Similarly, although advances have been made in understanding of the neural correlates of deficits in extinction learning,⁴⁰ understanding of the causal pathways remains poor. An association between early-life adversity and risk of anxiety disorders (and other mental disorders) has been established, but, again, the mechanisms through which early-life adversity confers such risk is unknown.¹²⁰ Large-scale longitudinal studies with granular measurement of adversity type and severity are needed to clarify these relations. Until that knowledge is gained, attempts at early prevention and intervention will remain blunted.

A substantial proportion of individuals relapse after psychological and pharmacological treatments and extant efforts at maintenance remain non-targeted (eg, continuation of drugs or CBT). Close assessment across multiple methods of response (eg, neural, immunological, behavioural, cognitive, self-reported) throughout and after treatment could detect early signs that predict relapse, which could suggest for whom maintenance strategies are most needed and the pathways through which relapse occurs, which, in turn, could highlight specific targets of intervention.

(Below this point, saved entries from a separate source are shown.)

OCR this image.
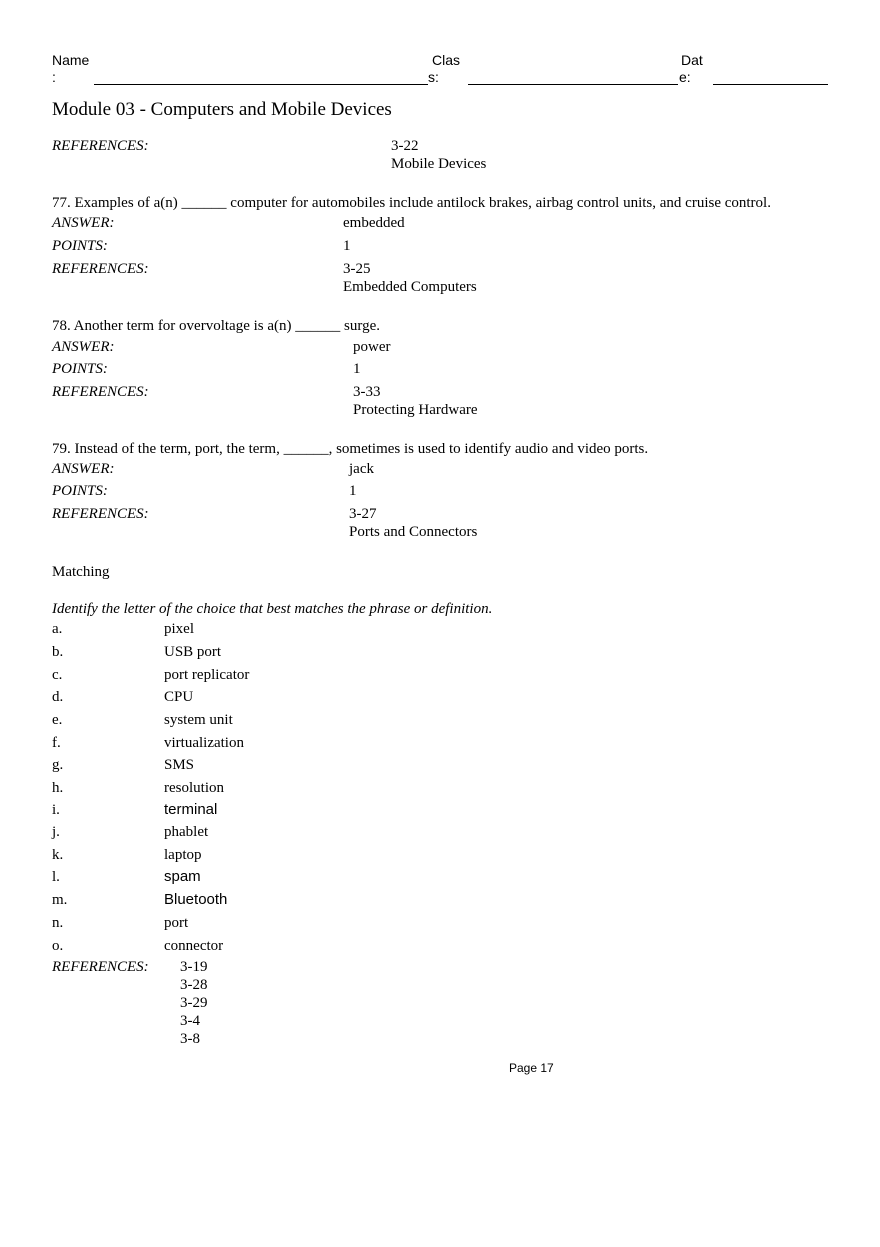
Name
:
Clas
s:
Dat
e:
Module 03 - Computers and Mobile Devices
REFERENCES:	3-22
Mobile Devices
77. Examples of a(n) ______ computer for automobiles include antilock brakes, airbag control units, and cruise control.
ANSWER:	embedded
POINTS:	1
REFERENCES:	3-25
Embedded Computers
78. Another term for overvoltage is a(n) ______ surge.
ANSWER:	power
POINTS:	1
REFERENCES:	3-33
Protecting Hardware
79. Instead of the term, port, the term, ______, sometimes is used to identify audio and video ports.
ANSWER:	jack
POINTS:	1
REFERENCES:	3-27
Ports and Connectors
Matching
Identify the letter of the choice that best matches the phrase or definition.
a.	pixel
b.	USB port
c.	port replicator
d.	CPU
e.	system unit
f.	virtualization
g.	SMS
h.	resolution
i.	terminal
j.	phablet
k.	laptop
l.	spam
m.	Bluetooth
n.	port
o.	connector
REFERENCES: 3-19
3-28
3-29
3-4
3-8
Page 17
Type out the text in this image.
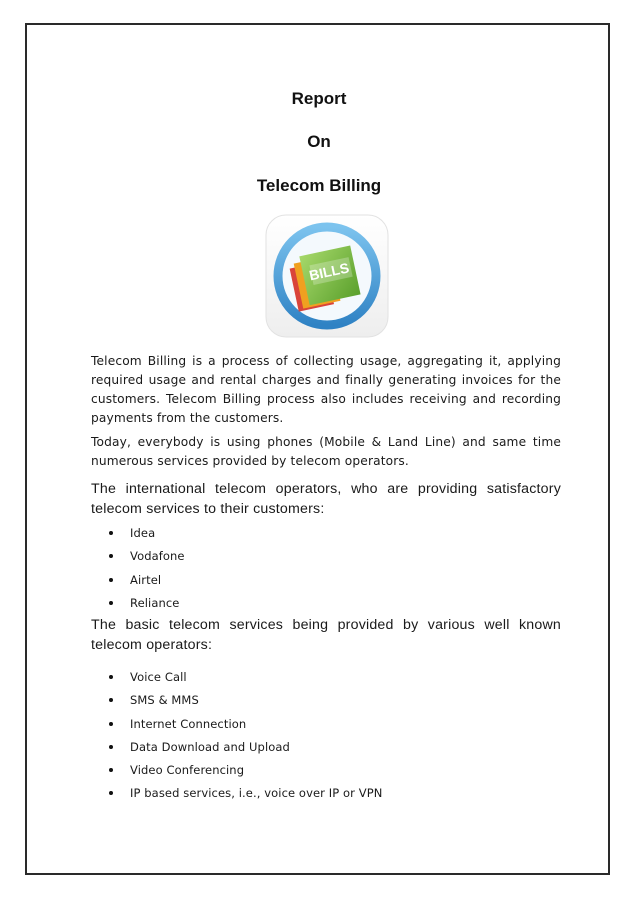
Report
On
Telecom Billing
BILLS

Telecom Billing is a process of collecting usage, aggregating it, applying required usage and rental charges and finally generating invoices for the customers. Telecom Billing process also includes receiving and recording payments from the customers.

Today, everybody is using phones (Mobile & Land Line) and same time numerous services provided by telecom operators.

The international telecom operators, who are providing satisfactory telecom services to their customers:

Idea
Vodafone
Airtel
Reliance

The basic telecom services being provided by various well known telecom operators:

Voice Call
SMS & MMS
Internet Connection
Data Download and Upload
Video Conferencing
IP based services, i.e., voice over IP or VPN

New drugs to treat anxiety disorders need to be developed. No mechanistically new drugs for anxiety disorders have reached the market in the past two decades. Much interest exists in use of pharmacological means to enhance retention of what is learned during psychotherapy, particularly exposure therapy. The best studied so far of these pharmacological augmenting drugs has been d-cycloserine, a partial glutamatergic NMDA agonist. However, a Cochrane review¹²¹ of 21 studies showed no evidence of benefit of d-cycloserine augmentation of CBT for anxiety disorders, although the drug’s effects appear greatest when the effects of CBT are strongest, which could explain the limited effects when weak and strong CBT effects are combined in reviews.¹²² Research is needed into other drugs that might enhance the acute and long-term effects of CBT. Another area of interest is methods for interruption of reconsolidation of fear memories to erase them. Early work has shown some promise, with both pharmacological (eg, propranolol) and behavioural methods for interruption of reconsolidation,¹²³ although the results are inconclusive and criticisms have arisen around the concept of disruption of memory consolidation.¹²⁴

Additional research into new ways to enhance the effects of CBT is also needed. For example, one-session behavioural treatments are effective for specific phobias in children^125,126 and adults.¹²⁷ More research is needed to extend these benefits to patients with other forms of anxiety disorder. Another question pertains to the role of lay providers of CBT: some evidence suggests that non-professionals can deliver effective and cost-effective outcomes for several anxiety disorders.^128,129

Conclusion

Anxiety disorders represent a group of disorders characterised by excessive fear, anxiety, or avoidance of an array of external and internal stimuli. They frequently begin in childhood and can have severely disabling effects on social, occupational, and other areas of functioning. Without treatment, they tend to be chronic. Anxiety disorders respond well to psychological treatment, specifically CBT, and pharmacological treatment, specifically SSRIs and SNRIs, with some evidence for greater benefits from the combination of the two approaches than from the individual treatments. Research efforts are aimed at development of more effective treatments, including selection of the best treatment for a given individual.